= Fergus Cullen =

Fergus Cullen is a Republican political figure from New Hampshire and the principal of the consulting firm Fergus Cullen Communications. He is a former chairman of the New Hampshire Republican State Committee.

==Biography==
Cullen was born and grew up in New Hampshire, and moved to Connecticut to attend Yale University. While a student there, he wrote an op-ed in the New Haven Register criticizing proposals to raise gas taxes, which caught the attention of someone working on John G. Rowland's 1994 gubernatorial campaign. After he graduated, he became interested in Republican politics in Connecticut, and worked on multiple Republican campaigns there, including Rowland's 1994 and 1998 bids for governor.

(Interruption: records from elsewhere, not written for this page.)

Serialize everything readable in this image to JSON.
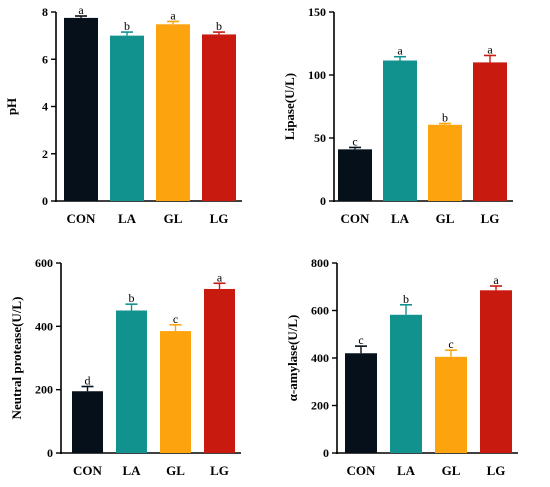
{
  "colors": {
    "CON": "#05101a",
    "LA": "#12928f",
    "GL": "#fca30d",
    "LG": "#c91a10"
  },
  "chart_data": [
    {
      "type": "bar",
      "categories": [
        "CON",
        "LA",
        "GL",
        "LG"
      ],
      "values": [
        7.75,
        7.0,
        7.48,
        7.05
      ],
      "errors": [
        0.08,
        0.15,
        0.12,
        0.1
      ],
      "significance": [
        "a",
        "b",
        "a",
        "b"
      ],
      "ylabel": "pH",
      "ylim": [
        0,
        8
      ],
      "yticks": [
        "0",
        "2",
        "4",
        "6",
        "8"
      ]
    },
    {
      "type": "bar",
      "categories": [
        "CON",
        "LA",
        "GL",
        "LG"
      ],
      "values": [
        41,
        111.5,
        60.5,
        110
      ],
      "errors": [
        1.5,
        3,
        1,
        5.5
      ],
      "significance": [
        "c",
        "a",
        "b",
        "a"
      ],
      "ylabel": "Lipase(U/L)",
      "ylim": [
        0,
        150
      ],
      "yticks": [
        "0",
        "50",
        "100",
        "150"
      ]
    },
    {
      "type": "bar",
      "categories": [
        "CON",
        "LA",
        "GL",
        "LG"
      ],
      "values": [
        195,
        450,
        385,
        518
      ],
      "errors": [
        15,
        20,
        20,
        18
      ],
      "significance": [
        "d",
        "b",
        "c",
        "a"
      ],
      "ylabel": "Neutral protease(U/L)",
      "ylim": [
        0,
        600
      ],
      "yticks": [
        "0",
        "200",
        "400",
        "600"
      ]
    },
    {
      "type": "bar",
      "categories": [
        "CON",
        "LA",
        "GL",
        "LG"
      ],
      "values": [
        420,
        582,
        405,
        685
      ],
      "errors": [
        30,
        42,
        28,
        18
      ],
      "significance": [
        "c",
        "b",
        "c",
        "a"
      ],
      "ylabel": "α-amylase(U/L)",
      "ylim": [
        0,
        800
      ],
      "yticks": [
        "0",
        "200",
        "400",
        "600",
        "800"
      ]
    }
  ]
}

He was later elected chairman of the New Hampshire Republican State Committee, a position he held from 2007 to 2008. When he was elected he was 34 years old, making him the youngest state party chairman in the history of the United States at the time. His term as chairman included the 2008 New Hampshire primary, the first primary in the 2008 United States presidential election. He later served as the executive director of the Yankee Institute for Public Policy for five years, beginning in 2009. He is the author of a book about the New Hampshire primary, entitled Granite Steps, and the founder of the immigration reform advocacy group Americans By Choice.

==Views in the 2016 election==
Cullen endorsed John Kasich in the 2016 New Hampshire primary several weeks before it took place. He was highly critical of Donald Trump during the 2016 Republican Party primaries.

==Personal life==
Cullen is a competitive distance runner. He and his wife, Jenny, have three children.